Я вовремя явлюсь туда, и в этом ещё один смысл. Если заговорщикам суждено погибнуть, и они увидят, что схвачен и я, что я обречён на смерть вместе с ними, то они по крайней мере умрут, не проклиная меня, не унося с собой на тот свет убеждения в моём предательстве. Если все заговорщики, кроме меня и рачинского эристава, схвачены, то естественно искать изменника среди нас двоих. Я и раньше верил в невинность рачинского эристава. Когда же он прислал войско под водительством своего сына, своего наследника, то я ещё больше убедился в своей правоте. Если бы он выдал заговор, для чего было бы ему собирать войско и ставить во главе своего сына, тем самым обрекая его на гибель? Так или иначе, моё решение окончательно. И если я сейчас рассуждаю о правильности этого решения, то это больше попытка проверить рассуждением уже предпринятый и фактически совершённый шаг, В ту минуту, когда я принял решение отправиться в Орду, я уже знал: ничто, кроме смерти, не помешает мне осуществить этот замысел.
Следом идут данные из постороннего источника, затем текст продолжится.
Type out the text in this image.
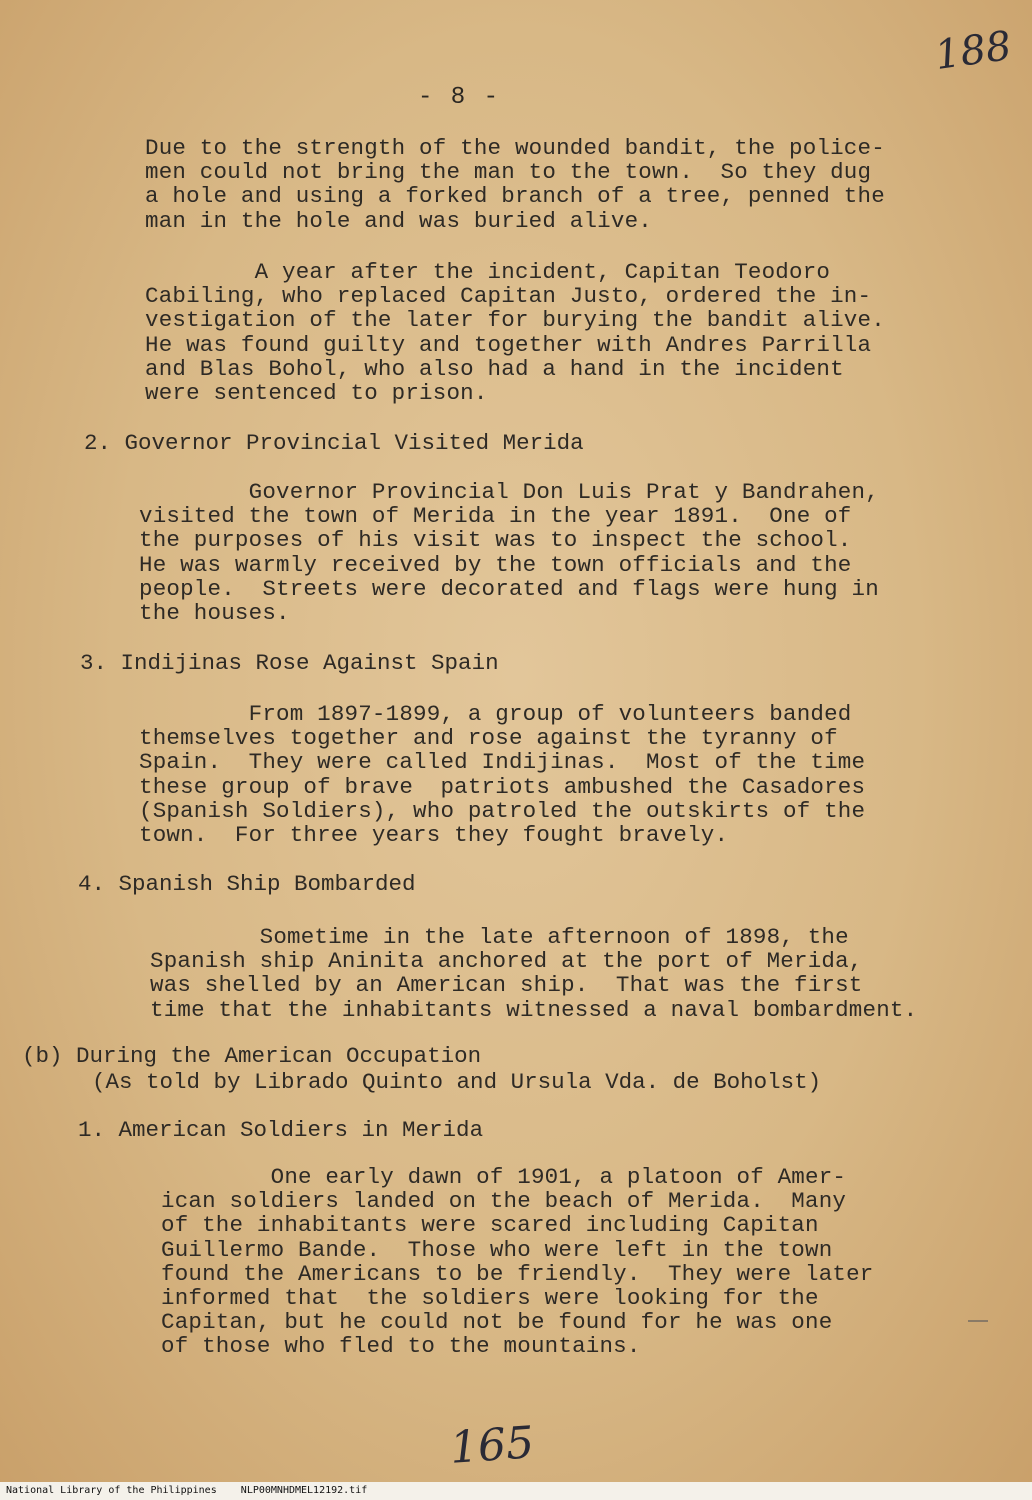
188
- 8 -
Due to the strength of the wounded bandit, the police-
men could not bring the man to the town.  So they dug
a hole and using a forked branch of a tree, penned the
man in the hole and was buried alive.
A year after the incident, Capitan Teodoro
Cabiling, who replaced Capitan Justo, ordered the in-
vestigation of the later for burying the bandit alive.
He was found guilty and together with Andres Parrilla
and Blas Bohol, who also had a hand in the incident
were sentenced to prison.
2. Governor Provincial Visited Merida
Governor Provincial Don Luis Prat y Bandrahen,
visited the town of Merida in the year 1891.  One of
the purposes of his visit was to inspect the school.
He was warmly received by the town officials and the
people.  Streets were decorated and flags were hung in
the houses.
3. Indijinas Rose Against Spain
From 1897-1899, a group of volunteers banded
themselves together and rose against the tyranny of
Spain.  They were called Indijinas.  Most of the time
these group of brave  patriots ambushed the Casadores
(Spanish Soldiers), who patroled the outskirts of the
town.  For three years they fought bravely.
4. Spanish Ship Bombarded
Sometime in the late afternoon of 1898, the
Spanish ship Aninita anchored at the port of Merida,
was shelled by an American ship.  That was the first
time that the inhabitants witnessed a naval bombardment.
(b) During the American Occupation
(As told by Librado Quinto and Ursula Vda. de Boholst)
1. American Soldiers in Merida
One early dawn of 1901, a platoon of Amer-
ican soldiers landed on the beach of Merida.  Many
of the inhabitants were scared including Capitan
Guillermo Bande.  Those who were left in the town
found the Americans to be friendly.  They were later
informed that  the soldiers were looking for the
Capitan, but he could not be found for he was one
of those who fled to the mountains.
165
National Library of the Philippines    NLP00MNHDMEL12192.tif
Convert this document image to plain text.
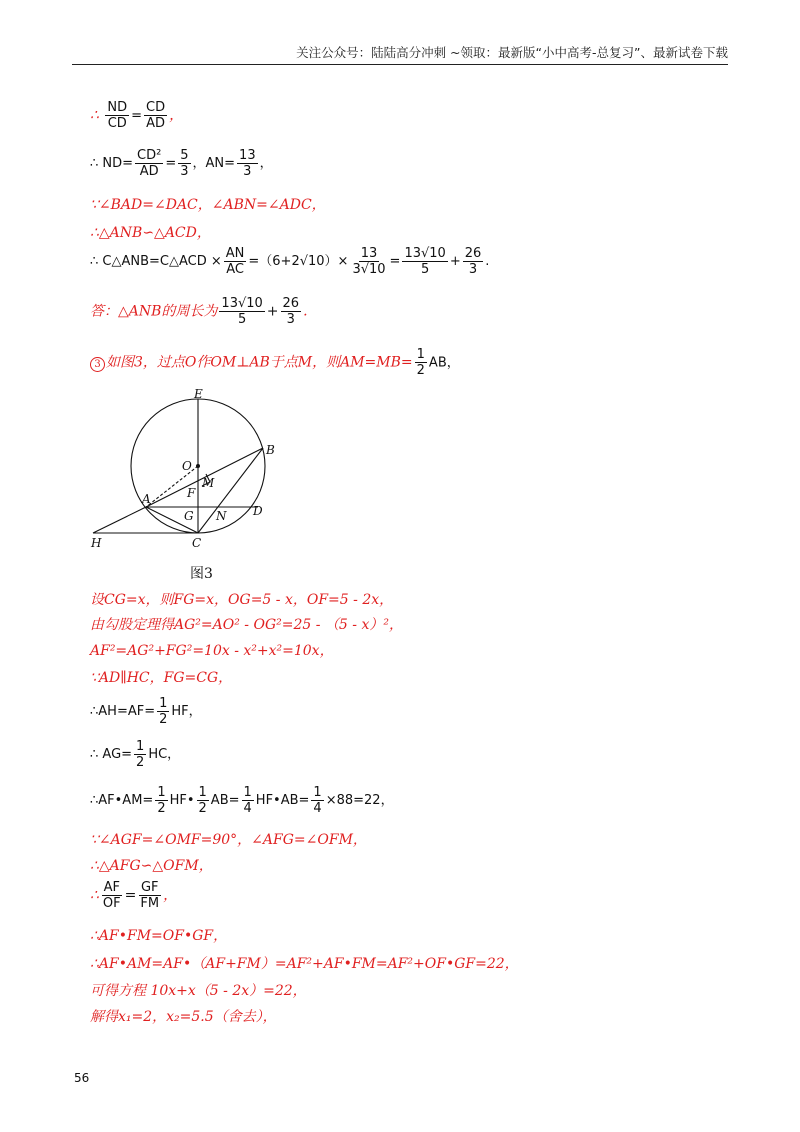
关注公众号：陆陆高分冲刺 ~领取：最新版“小中高考-总复习”、最新试卷下载
∴ $\frac{ND}{CD} = \frac{CD}{AD}$ ，
∴ $ND= \frac{\text{CD²}}{AD} = \frac{5}{3}$ ，$AN= \frac{13}{3}$ ，
∵∠BAD=∠DAC，∠ABN=∠ADC，
∴△ANB∽△ACD，
∴ C△ANB=C△ACD × $\frac{AN}{AC} =(6+2√10)\times \frac{13}{3√10} = \frac{13√10}{5} + \frac{26}{3}$ .
答：△ANB的周长为 $\frac{13√10}{5} + \frac{26}{3}$ .
3 如图3，过点O作OM⊥AB于点M，则$AM=MB= \frac{1}{2}$ AB，
E
B
O
M
F
A
G N D
H	C
图3
设CG=x，则FG=x，OG=5 - x，OF=5 - 2x，
由勾股定理得AG²=AO² - OG²=25 - （5 - x）²，
AF²=AG²+FG²=10x - x²+x²=10x，
∵AD∥HC，FG=CG，
∴AH=AF= $\frac{1}{2}$ HF，
∴ $AG= \frac{1}{2}$ HC，
∴AF•AM= $\frac{1}{2}$ HF• $\frac{1}{2} AB= \frac{1}{4}$ HF•AB= $\frac{1}{4} \times 88=22$，
∵∠AGF=∠OMF=90°，∠AFG=∠OFM，
∴△AFG∽△OFM，
∴ $\frac{AF}{OF} = \frac{GF}{FM}$ ，
∴AF•FM=OF•GF，
∴AF•AM=AF•（AF+FM）=AF²+AF•FM=AF²+OF•GF=22，
可得方程 10x+x（5 - 2x）=22，
解得x₁=2，x₂=5.5（舍去），
56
Шагающий вольно конь вдруг встрепенулся, подпрыгнул. Цотнэ опомнился, схватился за луку и едва удержался в седле. Из кустов вылезли Аспасия и Абиатар.
— Я же тебе говорила, что это правитель Одиши! Я знала, что он не вернулся домой.
— Что вы здесь делаете? — удивился Цотнэ.
— Ждали тебя, князь. Аспасия заладила, будто ты не поедешь домой, отправишься вслед за заговорщиками. Говорит, пока не убежусь, что он вернулся, шага отсюда не ступлю. Я не сомневался, что ты отправишься в Одиши, но права оказалась эта женщина. Ты всё-таки хочешь поступить по-своему, князь?!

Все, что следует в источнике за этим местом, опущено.